Sudden cardiac death happens when the heart suddenly stops working, either as a result of a sudden heart attack or, more commonly, a disruption of normal heart rhythm. This sudden end of activity is also called cardiac arrest. Quite often it happens in people who did not have any previous history of heart disease and were seemingly healthy, but can also happen in people known to have heart disease. According to the American Heart Association (AHA), over 300,000 cardiac arrests happen yearly in the United States or about half of all cardiac deaths.
A study presented at a recent annual meeting of the American Heart Association was conducted to estimate the lifetime risk of having this problem, in other words what are the chances for a person to have cardiac arrest based on his or her age and sex.
The authors looked at 3 major heart studies that involved about 5,000 adults and examined the data on sudden cardiac death.
They found that at any given age African-American men had about double the risk of white men.
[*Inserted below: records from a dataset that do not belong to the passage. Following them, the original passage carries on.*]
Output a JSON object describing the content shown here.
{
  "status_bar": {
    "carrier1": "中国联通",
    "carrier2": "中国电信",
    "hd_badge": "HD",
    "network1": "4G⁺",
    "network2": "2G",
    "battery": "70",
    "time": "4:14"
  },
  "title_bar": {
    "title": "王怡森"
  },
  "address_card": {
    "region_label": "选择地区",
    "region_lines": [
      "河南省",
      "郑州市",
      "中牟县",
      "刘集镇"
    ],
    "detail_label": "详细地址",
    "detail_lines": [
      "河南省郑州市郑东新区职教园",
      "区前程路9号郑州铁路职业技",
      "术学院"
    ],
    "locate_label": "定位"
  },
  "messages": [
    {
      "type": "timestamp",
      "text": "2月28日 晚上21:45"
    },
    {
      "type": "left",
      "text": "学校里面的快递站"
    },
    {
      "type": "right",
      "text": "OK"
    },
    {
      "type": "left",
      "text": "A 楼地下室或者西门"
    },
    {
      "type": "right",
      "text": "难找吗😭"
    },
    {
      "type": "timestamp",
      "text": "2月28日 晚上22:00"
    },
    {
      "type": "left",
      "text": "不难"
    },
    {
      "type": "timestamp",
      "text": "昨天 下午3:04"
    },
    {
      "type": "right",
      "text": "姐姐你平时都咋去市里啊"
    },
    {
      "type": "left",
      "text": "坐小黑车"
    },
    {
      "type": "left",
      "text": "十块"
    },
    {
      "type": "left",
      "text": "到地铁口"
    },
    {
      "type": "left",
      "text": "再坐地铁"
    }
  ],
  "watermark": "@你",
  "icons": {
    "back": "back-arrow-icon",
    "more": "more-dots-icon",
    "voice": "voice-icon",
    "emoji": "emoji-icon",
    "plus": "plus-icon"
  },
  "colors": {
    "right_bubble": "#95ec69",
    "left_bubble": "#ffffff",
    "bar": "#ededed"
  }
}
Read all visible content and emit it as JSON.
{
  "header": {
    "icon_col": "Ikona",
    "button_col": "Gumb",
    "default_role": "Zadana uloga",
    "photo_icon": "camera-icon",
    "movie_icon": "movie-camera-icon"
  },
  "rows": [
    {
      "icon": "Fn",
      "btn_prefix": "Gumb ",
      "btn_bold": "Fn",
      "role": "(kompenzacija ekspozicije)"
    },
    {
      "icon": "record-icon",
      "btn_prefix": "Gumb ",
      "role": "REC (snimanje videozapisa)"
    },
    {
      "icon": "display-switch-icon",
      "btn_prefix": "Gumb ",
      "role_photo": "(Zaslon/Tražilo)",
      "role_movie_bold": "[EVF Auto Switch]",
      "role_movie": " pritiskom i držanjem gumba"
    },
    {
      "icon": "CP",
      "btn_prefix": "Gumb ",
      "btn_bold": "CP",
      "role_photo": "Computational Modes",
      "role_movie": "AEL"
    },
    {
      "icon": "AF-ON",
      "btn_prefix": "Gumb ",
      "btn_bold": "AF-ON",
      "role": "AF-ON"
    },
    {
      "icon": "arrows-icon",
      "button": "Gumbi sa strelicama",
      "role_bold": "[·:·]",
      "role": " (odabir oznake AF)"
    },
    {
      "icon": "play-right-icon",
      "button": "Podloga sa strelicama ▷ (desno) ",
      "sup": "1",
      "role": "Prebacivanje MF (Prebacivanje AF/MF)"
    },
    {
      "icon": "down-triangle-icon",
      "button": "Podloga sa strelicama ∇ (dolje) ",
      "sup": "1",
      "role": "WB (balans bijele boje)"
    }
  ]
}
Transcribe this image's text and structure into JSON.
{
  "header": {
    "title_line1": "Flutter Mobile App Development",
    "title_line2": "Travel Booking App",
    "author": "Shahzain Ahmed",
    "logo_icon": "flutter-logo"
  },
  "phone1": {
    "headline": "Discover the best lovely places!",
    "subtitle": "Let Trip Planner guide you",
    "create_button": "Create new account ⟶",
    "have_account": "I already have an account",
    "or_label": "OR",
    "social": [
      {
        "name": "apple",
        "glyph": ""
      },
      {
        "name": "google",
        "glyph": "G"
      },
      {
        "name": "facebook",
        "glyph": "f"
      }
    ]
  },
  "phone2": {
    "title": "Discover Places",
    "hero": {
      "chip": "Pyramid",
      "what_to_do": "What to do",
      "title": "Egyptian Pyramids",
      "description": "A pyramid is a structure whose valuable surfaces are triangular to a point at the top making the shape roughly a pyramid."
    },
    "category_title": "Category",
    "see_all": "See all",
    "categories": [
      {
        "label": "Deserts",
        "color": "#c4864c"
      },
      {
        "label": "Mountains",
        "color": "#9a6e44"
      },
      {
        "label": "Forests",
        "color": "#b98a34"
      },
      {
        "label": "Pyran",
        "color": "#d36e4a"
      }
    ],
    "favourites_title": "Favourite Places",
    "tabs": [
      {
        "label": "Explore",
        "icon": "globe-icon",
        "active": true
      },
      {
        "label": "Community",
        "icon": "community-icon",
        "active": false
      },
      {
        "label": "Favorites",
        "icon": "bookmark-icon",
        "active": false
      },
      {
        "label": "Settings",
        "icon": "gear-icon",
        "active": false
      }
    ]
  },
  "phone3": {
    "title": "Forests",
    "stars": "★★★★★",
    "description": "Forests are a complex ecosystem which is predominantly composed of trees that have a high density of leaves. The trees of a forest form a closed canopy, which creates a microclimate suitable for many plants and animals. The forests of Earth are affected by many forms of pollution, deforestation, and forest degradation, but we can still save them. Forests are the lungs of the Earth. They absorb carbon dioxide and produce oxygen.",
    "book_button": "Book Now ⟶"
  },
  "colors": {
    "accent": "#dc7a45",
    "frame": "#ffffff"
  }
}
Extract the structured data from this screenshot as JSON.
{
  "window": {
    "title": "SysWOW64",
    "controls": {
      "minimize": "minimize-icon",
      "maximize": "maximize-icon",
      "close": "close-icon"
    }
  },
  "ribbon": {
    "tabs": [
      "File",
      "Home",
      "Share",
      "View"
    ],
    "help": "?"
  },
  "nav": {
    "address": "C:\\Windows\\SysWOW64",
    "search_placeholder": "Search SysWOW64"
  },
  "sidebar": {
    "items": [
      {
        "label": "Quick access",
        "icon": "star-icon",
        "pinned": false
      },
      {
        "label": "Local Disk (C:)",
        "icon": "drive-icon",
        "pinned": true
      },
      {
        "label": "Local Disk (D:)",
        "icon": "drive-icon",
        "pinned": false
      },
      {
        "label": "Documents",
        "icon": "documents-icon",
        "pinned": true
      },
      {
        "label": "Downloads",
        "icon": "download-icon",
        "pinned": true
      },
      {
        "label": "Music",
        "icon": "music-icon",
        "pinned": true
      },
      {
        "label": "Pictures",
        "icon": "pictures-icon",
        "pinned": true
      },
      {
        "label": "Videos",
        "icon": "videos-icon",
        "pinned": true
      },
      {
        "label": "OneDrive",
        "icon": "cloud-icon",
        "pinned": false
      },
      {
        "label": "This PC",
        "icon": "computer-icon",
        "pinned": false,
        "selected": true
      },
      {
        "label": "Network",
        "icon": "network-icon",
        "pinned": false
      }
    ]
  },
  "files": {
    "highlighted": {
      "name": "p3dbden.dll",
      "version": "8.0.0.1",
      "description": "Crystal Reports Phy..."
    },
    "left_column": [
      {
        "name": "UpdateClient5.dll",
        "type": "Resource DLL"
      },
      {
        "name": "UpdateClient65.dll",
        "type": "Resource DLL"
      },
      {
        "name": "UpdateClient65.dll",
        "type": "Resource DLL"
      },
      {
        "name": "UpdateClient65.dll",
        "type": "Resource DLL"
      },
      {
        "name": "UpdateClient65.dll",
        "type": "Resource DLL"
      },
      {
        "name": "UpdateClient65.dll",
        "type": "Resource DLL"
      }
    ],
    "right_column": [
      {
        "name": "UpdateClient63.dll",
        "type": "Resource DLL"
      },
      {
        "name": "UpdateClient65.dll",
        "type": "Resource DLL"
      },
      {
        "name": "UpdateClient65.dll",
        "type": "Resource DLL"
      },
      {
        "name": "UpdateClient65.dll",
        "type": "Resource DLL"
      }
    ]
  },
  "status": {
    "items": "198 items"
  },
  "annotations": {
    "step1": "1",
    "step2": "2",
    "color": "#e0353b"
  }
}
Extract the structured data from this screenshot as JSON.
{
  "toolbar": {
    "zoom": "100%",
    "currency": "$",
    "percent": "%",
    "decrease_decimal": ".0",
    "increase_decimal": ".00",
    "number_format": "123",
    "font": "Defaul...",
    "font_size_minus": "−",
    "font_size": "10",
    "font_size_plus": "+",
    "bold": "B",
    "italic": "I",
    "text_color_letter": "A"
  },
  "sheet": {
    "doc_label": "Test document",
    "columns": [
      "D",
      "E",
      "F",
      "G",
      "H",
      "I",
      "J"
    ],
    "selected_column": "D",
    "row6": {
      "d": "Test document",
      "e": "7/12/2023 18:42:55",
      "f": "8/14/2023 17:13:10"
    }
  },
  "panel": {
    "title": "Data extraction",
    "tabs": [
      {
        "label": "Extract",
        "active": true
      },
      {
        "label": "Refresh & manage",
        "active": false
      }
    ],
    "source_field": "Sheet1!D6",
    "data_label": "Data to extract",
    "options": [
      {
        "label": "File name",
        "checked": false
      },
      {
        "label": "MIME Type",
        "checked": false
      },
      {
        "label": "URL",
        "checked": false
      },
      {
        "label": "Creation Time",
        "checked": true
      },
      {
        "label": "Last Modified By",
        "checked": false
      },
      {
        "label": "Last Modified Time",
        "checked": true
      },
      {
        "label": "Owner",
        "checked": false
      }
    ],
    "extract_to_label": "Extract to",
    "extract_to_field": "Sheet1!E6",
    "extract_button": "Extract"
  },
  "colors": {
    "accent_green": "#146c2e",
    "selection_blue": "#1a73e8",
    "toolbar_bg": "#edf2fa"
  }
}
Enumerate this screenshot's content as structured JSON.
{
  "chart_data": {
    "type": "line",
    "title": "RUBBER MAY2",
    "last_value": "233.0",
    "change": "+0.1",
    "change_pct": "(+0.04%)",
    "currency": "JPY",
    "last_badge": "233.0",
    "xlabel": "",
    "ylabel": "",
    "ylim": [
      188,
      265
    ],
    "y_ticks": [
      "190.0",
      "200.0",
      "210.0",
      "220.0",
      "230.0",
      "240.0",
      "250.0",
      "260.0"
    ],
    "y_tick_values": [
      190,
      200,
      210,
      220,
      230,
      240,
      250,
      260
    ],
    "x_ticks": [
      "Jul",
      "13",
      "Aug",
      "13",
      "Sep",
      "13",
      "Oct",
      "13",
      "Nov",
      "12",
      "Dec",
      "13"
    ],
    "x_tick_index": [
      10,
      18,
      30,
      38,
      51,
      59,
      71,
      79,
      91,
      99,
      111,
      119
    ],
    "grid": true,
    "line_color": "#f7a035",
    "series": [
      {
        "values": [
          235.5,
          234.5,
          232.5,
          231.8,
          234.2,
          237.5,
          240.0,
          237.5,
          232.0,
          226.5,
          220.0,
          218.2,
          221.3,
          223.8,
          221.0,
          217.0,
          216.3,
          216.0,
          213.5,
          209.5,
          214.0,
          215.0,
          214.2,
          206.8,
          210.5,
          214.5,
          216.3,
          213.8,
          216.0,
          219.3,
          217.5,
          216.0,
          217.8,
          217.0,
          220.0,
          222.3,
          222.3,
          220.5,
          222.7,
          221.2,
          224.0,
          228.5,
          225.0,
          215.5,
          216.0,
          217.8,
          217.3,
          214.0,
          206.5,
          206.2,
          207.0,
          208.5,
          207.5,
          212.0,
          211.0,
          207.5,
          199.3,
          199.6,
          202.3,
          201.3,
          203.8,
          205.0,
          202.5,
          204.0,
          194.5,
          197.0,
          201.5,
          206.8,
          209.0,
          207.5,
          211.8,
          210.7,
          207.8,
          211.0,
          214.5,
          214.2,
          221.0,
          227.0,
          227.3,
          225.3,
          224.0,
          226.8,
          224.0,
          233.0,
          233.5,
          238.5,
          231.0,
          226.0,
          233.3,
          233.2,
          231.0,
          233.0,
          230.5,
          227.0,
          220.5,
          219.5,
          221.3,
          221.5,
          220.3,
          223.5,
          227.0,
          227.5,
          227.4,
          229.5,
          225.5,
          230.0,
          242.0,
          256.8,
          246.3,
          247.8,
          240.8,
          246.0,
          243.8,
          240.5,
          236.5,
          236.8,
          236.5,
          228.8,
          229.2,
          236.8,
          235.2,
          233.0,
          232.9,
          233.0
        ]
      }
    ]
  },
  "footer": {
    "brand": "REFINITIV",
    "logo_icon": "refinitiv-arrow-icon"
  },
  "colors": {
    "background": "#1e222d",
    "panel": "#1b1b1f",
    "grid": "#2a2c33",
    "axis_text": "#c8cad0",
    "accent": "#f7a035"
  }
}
This was not true about black women – they had the same risk as white women.
The overall lifetime risk for men aged 40 and older was one in eight, or 12.3 percent. The lifetime risk for women was one in 24, or a little over 4 percent. This means that men had three times higher risk than women and black men have 6 times higher risk.
Having traditional risk factors for heart disease, such as high blood pressure and smoking cigarettes, also increased the risk.
One of the risk factors for sudden death is vigorous exercise. Everybody has heard of someone who died while jogging, playing football or shoveling snow. When it comes to strenuous physical activity, men continue to have higher risk than women by a factor of about 7-10.
Regardless of whether you are a man or a woman, you can reduce your risk by keeping your heart healthy. I describe the whole protocol in the book mentioned below, but in a nutshell it means eating wholesome natural food, avoiding junk processed food, not smoking, moderate (not intense) physical activity, moderate alcohol consumption, and taking certain nutritional supplements that support heart health.